By modeling the process people use to choose (or abandon) their seat in the waiting area, you're pretty sure you can predict the best place to sit. You make a quick map of the seat layout (your puzzle input).
The seat layout fits neatly on a grid. Each position is either floor (.), an empty seat (L), or an occupied seat (#). For example, the initial seat layout might look like this:
L.LL.LL.LL
LLLLLLL.LL
L.L.L..L..
LLLL.LL.LL
L.LL.LL.LL
L.LLLLL.LL
..L.L.....
LLLLLLLLLL
L.LLLLLL.L
L.LLLLL.LL
Now, you just need to model the people who will be arriving shortly. Fortunately, people are entirely predictable and always follow a simple set of rules. All decisions are based on the number of occupied seats adjacent to a given seat (one of
the eight positions immediately up, down, left, right, or diagonal from the seat). The following rules are applied to every seat simultaneously:
 If a seat is empty (L) and there are no occupied seats adjacent to it, the seat becomes occupied.
 If a seat is occupied (#) and four or more seats adjacent to it are also occupied, the seat becomes empty.
 Otherwise, the seat's state does not change.
Floor (.) never changes; seats don't move, and nobody sits on the floor.
After one round of these rules, every seat in the example layout becomes occupied:
#.##.##.##
#######.##
#.#.#..#..
####.##.##
#.##.##.##
#.#####.##
..#.#.....
##########
#.######.#
#.#####.##
After a second round, the seats with four or more occupied adjacent seats become empty again:
#.LL.L#.##
#LLLLLL.L#
L.L.L..L..
#LLL.LL.L#
#.LL.LL.LL
#.LLLL#.##
..L.L.....
#LLLLLLLL#
#.LLLLLL.L
#.#LLLL.##
This process continues for three more rounds:
#.##.L#.##
#L###LL.L#
L.#.#..#..
#L##.##.L#
#.##.LL.LL
#.###L#.##
..#.#.....
#L######L#
#.LL###L.L
#.#L###.##
#.#L.L#.##
#LLL#LL.L#
L.L.L..#..
#LLL.##.L#
#.LL.LL.LL
#.LL#L#.##
..L.L.....
#L#LLLL#L#
#.LLLLLL.L
#.#L#L#.##
#.#L.L#.##
#LLL#LL.L#
L.#.L..#..
#L##.##.L#
#.#L.LL.LL
#.#L#L#.##
..L.L.....
#L#L##L#L#
#.LLLLLL.L
#.#L#L#.##
At this point, something interesting happens: the chaos stabilizes and further applications of these rules cause no seats to change state! Once people stop moving around, you count 37 occupied seats.

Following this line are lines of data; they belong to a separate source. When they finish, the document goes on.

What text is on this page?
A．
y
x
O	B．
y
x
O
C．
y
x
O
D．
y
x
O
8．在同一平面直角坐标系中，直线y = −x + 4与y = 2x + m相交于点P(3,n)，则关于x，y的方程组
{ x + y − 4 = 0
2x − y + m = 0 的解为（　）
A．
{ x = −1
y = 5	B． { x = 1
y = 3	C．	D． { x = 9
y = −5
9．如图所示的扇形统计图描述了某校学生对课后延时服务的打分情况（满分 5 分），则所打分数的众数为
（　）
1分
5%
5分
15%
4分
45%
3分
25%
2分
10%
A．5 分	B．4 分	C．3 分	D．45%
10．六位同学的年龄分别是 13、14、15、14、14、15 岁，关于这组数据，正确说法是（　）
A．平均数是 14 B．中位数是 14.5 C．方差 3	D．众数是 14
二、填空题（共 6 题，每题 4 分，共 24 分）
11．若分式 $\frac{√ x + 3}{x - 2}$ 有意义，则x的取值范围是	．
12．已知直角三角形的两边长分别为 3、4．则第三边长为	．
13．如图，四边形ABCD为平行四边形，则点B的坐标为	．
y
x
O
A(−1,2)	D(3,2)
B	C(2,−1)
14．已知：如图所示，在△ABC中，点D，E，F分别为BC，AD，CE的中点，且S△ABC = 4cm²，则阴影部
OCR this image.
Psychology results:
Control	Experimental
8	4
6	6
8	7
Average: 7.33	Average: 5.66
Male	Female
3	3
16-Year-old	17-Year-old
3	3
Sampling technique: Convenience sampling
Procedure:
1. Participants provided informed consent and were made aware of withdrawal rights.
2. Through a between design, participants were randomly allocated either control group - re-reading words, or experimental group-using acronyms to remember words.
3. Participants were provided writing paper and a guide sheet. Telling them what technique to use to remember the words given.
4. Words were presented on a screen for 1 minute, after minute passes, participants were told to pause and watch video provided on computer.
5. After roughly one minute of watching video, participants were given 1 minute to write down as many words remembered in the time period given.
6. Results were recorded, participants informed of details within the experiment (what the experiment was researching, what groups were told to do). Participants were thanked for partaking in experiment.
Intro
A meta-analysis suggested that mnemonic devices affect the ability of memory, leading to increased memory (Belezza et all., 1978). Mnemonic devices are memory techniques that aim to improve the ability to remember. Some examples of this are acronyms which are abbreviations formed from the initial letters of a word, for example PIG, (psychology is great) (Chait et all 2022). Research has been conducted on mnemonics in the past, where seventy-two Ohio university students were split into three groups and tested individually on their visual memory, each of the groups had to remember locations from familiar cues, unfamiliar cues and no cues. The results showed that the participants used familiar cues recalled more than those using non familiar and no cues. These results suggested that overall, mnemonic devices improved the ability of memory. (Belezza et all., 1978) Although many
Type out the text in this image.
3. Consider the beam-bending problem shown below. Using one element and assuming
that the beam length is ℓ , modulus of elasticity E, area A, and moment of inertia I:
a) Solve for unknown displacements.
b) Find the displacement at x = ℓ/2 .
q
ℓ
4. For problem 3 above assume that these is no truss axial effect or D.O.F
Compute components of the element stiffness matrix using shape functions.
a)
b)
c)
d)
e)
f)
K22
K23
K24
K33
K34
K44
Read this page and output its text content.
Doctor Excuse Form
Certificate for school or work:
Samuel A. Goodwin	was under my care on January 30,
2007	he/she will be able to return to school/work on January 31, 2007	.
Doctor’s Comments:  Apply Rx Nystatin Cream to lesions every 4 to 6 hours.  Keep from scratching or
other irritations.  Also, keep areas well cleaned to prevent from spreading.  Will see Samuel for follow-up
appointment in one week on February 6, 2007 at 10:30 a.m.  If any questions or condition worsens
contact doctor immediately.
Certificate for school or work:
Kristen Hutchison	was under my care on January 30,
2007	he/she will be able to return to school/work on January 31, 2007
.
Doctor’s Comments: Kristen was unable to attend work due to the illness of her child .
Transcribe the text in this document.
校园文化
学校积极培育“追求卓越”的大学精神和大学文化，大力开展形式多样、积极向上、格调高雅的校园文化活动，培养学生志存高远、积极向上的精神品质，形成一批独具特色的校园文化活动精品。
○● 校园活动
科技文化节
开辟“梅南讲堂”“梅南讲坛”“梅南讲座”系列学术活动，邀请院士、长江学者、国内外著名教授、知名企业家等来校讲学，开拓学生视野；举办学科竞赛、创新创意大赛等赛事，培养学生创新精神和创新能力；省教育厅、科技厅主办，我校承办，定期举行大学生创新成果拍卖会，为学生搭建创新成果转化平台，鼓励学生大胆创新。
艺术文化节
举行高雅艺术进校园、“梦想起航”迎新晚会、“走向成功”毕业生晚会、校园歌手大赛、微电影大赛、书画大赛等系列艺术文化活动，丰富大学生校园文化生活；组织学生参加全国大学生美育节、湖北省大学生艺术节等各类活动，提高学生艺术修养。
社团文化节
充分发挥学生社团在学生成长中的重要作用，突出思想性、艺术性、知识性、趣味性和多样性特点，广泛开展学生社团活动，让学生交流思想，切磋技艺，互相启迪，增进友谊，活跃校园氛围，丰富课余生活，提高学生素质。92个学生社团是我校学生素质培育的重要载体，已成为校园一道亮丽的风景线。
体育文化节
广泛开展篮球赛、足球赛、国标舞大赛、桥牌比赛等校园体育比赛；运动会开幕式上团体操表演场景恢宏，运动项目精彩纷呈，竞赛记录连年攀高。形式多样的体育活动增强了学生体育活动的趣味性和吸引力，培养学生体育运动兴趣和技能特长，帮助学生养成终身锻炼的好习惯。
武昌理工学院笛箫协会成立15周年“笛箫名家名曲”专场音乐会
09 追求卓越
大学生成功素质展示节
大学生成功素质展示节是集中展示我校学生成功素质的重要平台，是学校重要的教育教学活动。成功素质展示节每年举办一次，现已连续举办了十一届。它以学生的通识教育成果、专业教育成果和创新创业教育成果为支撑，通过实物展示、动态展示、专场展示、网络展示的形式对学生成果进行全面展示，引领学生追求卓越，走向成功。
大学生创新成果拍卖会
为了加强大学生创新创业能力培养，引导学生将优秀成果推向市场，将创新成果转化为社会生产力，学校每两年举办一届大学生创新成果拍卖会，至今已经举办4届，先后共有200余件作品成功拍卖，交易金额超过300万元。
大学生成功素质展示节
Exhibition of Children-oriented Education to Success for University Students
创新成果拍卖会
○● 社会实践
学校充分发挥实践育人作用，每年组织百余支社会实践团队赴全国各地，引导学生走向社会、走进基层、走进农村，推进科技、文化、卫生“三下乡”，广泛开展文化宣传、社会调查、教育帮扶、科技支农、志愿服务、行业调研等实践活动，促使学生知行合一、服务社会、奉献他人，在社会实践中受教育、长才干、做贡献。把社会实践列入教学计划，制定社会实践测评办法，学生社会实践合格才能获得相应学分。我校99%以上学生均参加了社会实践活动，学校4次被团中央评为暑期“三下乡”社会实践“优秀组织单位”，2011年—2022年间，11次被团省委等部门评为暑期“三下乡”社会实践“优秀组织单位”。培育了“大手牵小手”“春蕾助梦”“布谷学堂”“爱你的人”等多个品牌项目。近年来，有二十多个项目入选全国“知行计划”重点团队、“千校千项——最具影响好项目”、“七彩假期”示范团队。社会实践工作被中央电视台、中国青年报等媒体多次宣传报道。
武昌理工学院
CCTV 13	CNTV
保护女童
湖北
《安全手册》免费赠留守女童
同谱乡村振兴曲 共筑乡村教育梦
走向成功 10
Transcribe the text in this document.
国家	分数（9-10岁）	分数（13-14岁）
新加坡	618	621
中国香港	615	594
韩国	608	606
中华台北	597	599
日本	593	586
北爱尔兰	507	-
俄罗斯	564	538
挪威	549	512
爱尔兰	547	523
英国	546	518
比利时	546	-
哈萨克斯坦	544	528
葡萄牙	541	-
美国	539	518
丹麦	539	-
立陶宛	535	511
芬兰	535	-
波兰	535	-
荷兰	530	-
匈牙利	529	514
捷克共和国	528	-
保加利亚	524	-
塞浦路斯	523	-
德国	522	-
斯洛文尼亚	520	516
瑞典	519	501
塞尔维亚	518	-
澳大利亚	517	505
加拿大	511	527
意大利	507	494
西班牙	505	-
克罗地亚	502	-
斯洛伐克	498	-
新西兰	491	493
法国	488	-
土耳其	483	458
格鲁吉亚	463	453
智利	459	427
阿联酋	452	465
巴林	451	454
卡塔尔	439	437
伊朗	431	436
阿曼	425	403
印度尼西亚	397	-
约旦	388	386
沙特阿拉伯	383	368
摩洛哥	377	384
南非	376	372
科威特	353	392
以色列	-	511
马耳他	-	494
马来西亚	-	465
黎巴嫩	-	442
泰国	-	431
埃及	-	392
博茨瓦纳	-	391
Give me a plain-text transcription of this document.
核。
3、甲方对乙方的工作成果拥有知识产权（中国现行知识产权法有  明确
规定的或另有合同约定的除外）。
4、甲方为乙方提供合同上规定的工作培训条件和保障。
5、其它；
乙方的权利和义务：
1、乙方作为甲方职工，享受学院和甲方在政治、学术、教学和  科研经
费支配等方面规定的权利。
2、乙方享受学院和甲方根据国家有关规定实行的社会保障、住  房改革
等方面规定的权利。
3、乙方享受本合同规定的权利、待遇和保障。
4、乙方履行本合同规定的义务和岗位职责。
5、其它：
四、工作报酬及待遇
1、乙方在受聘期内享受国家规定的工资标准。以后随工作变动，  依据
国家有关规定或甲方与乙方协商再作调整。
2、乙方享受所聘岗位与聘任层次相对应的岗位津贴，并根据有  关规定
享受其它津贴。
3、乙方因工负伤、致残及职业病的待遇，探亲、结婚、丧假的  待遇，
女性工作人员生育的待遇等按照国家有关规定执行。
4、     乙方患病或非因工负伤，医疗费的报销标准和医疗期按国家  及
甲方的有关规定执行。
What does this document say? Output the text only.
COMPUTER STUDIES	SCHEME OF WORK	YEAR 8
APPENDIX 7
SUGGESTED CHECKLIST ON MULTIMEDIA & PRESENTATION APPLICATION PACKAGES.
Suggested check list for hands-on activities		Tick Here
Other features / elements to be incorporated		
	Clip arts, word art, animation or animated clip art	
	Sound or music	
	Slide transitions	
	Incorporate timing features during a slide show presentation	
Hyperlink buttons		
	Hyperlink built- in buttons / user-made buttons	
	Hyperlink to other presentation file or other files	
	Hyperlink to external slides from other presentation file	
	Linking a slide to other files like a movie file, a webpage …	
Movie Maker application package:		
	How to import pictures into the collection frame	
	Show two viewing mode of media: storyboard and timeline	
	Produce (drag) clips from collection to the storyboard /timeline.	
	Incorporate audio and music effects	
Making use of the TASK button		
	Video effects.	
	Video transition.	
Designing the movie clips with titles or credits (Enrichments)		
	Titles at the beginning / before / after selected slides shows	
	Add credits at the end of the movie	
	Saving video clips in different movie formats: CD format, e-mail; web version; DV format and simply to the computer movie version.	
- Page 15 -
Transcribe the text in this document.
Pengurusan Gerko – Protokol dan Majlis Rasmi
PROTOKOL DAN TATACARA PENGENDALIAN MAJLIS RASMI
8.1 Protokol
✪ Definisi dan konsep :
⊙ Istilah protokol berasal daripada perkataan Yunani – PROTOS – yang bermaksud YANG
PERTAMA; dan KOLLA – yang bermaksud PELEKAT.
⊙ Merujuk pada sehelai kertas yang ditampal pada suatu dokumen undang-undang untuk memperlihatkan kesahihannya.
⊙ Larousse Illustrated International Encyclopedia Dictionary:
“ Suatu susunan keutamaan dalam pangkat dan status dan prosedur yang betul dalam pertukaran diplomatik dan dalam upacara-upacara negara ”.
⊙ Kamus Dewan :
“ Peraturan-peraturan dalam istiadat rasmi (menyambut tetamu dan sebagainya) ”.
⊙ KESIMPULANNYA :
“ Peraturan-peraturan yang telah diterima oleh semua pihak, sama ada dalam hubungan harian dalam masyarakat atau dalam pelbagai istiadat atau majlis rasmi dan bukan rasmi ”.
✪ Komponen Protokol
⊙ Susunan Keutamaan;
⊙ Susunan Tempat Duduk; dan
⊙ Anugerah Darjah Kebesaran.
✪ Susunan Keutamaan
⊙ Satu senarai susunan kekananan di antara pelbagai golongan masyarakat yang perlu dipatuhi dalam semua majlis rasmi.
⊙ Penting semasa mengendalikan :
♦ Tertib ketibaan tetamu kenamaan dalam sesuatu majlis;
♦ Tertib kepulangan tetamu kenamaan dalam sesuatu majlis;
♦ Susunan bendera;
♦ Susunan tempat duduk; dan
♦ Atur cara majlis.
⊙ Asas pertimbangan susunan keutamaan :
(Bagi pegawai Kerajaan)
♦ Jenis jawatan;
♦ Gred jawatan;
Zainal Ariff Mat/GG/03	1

Simulate your seating area by applying the seating rules repeatedly until no seats change state. How many seats end up occupied?
Your puzzle answer was 2265.
--- Part Two ---
As soon as people start to arrive, you realize your mistake. People don't just care about adjacent seats - they care about the first seat they can see in each of those eight directions!
Now, instead of considering just the eight immediately adjacent seats, consider the first seat in each of those eight directions. For example, the empty seat below would see eight occupied seats:
.......#.
...#.....
.#.......
.........
..#L....#
....#....
.........
#........
...#.....
The leftmost empty seat below would only see one empty seat, but cannot see any of the occupied ones:
.............
.L.L.#.#.#.#.
.............
The empty seat below would see no occupied seats:
.##.##.
#.#.#.#
##...##
...L...
##...##
#.#.#.#
.##.##.
Also, people seem to be more tolerant than you expected: it now takes five or more visible occupied seats for an occupied seat to become empty (rather than four or more from the previous rules). The other rules still apply: empty seats that see
no occupied seats become occupied, seats matching no rule don't change, and floor never changes.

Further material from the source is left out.